We also have to spare those people who may be at a wicked place in their lives, but who God hopes to save. He made them in his image and he loves them, so we respect and love them too.
A second reason to love your enemy is because you know what they are destined to become.
As C.S Lewis put it, “the dullest most uninteresting person you can talk to may one day be a creature which, if you saw it now, you would be strongly tempted to worship, or else a horror and a corruption such as you now meet, if at all, only in a nightmare.”
He had in mind the same lesson Paul teaches in the Second Reading.
“The first man was from the earth, earthly; the second man, from heaven,” he says. He is comparing the first Adam, who was, in one creation story, formed from the dust of the earth, with the Second Adam, Jesus Christ, who is the “Word made flesh,” God himself made man.
“Just as we have borne the image of the earthly one, we shall also bear the image of the heavenly one,” he says. The Christian starts out in Adam’s line, inheriting his sin. By uniting ourselves with Christ in baptism and the sacraments we are adopted into Christ’s line, inheriting his divinity.
You are truly made for greatness and glory — as is every single person who cuts you off in traffic, tries to foist gender ideology on your school, and knowingly cheats you out of your money.
But too often, when we see people making errors and doing wrong, we think of ourselves as Olympic judges whose job is to observe and criticize, instead of swimming pool lifeguards whose job is to observe and save lives. Instead, “The judge of the sinning soul must be higher than that soul,” said Cyril of Alexandria. “Since you are not, the sinner will object to you as judge.

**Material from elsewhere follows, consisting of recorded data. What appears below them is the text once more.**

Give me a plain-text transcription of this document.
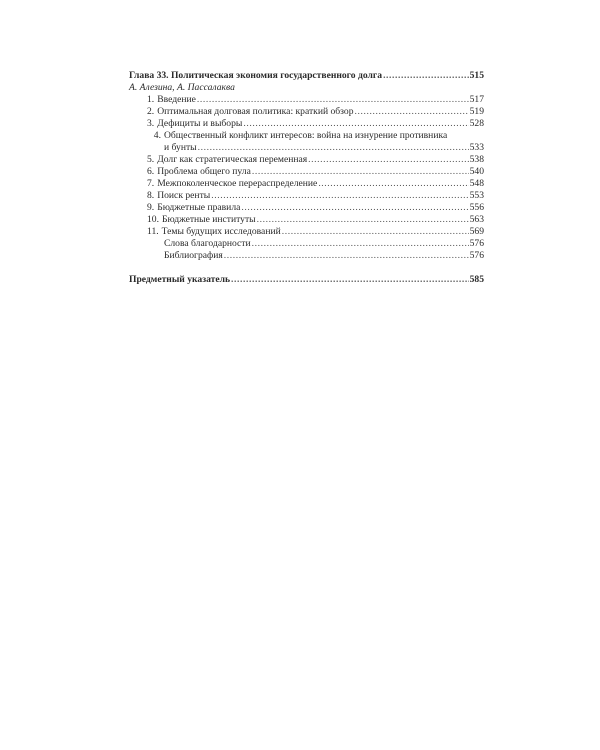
Глава 33. Политическая экономия государственного долга .....	515
А. Алезина, А. Пассалаква
1. Введение .....	517
2. Оптимальная долговая политика: краткий обзор .....	519
3. Дефициты и выборы .....	528
4. Общественный конфликт интересов: война на изнурение противника
и бунты .....	533
5. Долг как стратегическая переменная .....	538
6. Проблема общего пула .....	540
7. Межпоколенческое перераспределение .....	548
8. Поиск ренты .....	553
9. Бюджетные правила .....	556
10. Бюджетные институты .....	563
11. Темы будущих исследований .....	569
Слова благодарности .....	576
Библиография .....	576
Предметный указатель .....	585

Why judge your neighbor? But if you venture to condemn them, having no authority to do it, it is yourself rather that will be condemned, because the law does not permit you to judge others.”
And that’s the third reason to love your neighbor: Your eternal life depends on it.
The stakes couldn’t be higher. “Stop judging and you will not be judged. Stop condemning and you will not be condemned,” says Jesus in the Gospel, for “the measure with which you measure will in turn be measured out to you.”
But the Gospel also sets our mind at rest: Though the stakes are high, the bar for your love is not. Loving others doesn’t mean fawning all over them and being energized by being around them. It means forgiving them instead of judging and condemning.
“To help accept an individual and open ourselves to a particular person more, visualize him with the Lord Jesus and say to the Lord, ‘I love him because You love him,’” says Father Robert DeGrandis S.S.J. “Forgiveness is an act of the will, not a feeling. If we pray for a person, we can be assured that we have forgiven that person.”
To forgive is to love, and to love is to be loved by God who is Love, forever.